THE PRESIDENT: Well, Dr. Horn, you made the point that it was read in that way. There is no charge about it in the Indictment at all. It may be that the Prosecution referred to it in the course of the history. You have made the point, surely it is not necessary to go on at length about it.
DR. HORN: In that case may I proceed?
[Turning to the witness.] Then you had the impression that both these statesmen were extremely agitated?
SCHMIDT: Yes, I did have that impression.
DR. HORN: To what causes do you attribute this agitation?
SCHMIDT: To the tension which prevailed during the negotiations, to the numerous conferences which had taken place almost without interruption during the preceding days and which had made considerable demands upon the nerves of all participants.
DR. HORN: Is it correct that Von Ribbentrop, as Sir Nevile Henderson maintains in his book, said in the worst possible language that he would never ask the Polish Ambassador to call on him?
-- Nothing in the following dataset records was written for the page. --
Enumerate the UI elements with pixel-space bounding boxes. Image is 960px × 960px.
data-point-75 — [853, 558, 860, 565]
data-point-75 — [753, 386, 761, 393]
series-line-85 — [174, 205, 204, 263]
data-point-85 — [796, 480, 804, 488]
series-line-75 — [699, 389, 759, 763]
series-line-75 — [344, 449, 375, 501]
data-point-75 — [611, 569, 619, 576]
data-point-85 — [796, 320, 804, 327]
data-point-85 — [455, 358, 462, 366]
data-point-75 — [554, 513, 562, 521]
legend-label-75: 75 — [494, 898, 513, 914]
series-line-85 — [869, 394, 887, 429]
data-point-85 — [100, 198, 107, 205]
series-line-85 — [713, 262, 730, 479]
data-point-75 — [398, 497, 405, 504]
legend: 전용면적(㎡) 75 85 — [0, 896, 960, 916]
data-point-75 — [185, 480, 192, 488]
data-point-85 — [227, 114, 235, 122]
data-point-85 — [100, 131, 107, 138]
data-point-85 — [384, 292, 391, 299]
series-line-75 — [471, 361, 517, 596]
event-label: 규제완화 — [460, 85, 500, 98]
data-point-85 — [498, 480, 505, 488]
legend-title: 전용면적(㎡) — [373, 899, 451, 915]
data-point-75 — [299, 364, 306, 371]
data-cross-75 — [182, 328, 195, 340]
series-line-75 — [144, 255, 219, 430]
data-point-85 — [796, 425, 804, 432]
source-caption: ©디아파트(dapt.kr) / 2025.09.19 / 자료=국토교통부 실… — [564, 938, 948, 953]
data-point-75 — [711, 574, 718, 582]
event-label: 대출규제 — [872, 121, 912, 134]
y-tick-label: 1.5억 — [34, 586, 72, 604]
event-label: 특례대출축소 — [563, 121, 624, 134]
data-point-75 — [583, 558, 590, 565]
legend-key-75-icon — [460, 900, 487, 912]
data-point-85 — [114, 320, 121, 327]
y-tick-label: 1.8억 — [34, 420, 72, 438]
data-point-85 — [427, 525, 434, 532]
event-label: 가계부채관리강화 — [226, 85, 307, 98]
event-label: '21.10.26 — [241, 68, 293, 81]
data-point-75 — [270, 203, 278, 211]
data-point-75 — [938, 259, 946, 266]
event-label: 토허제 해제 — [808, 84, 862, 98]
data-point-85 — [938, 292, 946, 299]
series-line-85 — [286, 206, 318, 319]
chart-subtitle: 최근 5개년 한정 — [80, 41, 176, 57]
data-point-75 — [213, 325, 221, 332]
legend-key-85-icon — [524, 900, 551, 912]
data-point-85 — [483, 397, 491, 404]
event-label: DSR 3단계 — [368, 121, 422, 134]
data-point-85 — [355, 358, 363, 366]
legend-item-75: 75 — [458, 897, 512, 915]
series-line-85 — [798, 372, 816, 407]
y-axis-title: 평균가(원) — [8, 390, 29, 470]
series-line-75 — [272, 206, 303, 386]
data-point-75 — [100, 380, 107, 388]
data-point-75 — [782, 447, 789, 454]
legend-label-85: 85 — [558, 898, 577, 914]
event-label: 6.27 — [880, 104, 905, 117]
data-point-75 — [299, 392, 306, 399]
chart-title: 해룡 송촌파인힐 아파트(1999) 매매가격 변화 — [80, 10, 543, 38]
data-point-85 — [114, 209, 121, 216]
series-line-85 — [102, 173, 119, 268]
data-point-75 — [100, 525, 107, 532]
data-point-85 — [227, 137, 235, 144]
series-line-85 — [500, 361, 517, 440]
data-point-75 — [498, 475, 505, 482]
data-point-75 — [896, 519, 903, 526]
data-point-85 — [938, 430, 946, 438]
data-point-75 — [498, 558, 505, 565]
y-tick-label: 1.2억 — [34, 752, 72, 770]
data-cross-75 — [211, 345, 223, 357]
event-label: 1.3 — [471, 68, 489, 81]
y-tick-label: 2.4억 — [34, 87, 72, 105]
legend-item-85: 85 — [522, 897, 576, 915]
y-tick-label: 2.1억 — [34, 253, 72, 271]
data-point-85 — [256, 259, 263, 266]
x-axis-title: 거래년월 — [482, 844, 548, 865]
SCHMIDT: That I cannot remember. The Foreign Minister merely said that he could receive the Polish Ambassador for negotiations or discussions only if he came to him with the necessary authority to negotiate.
DR. HORN: Ambassador Lipski did not have that authority?
SCHMIDT: He answered a question respecting this, put to him by the Foreign Minister when Ambassador Lipski was with him with an emphatic “no.” He said he had no authority.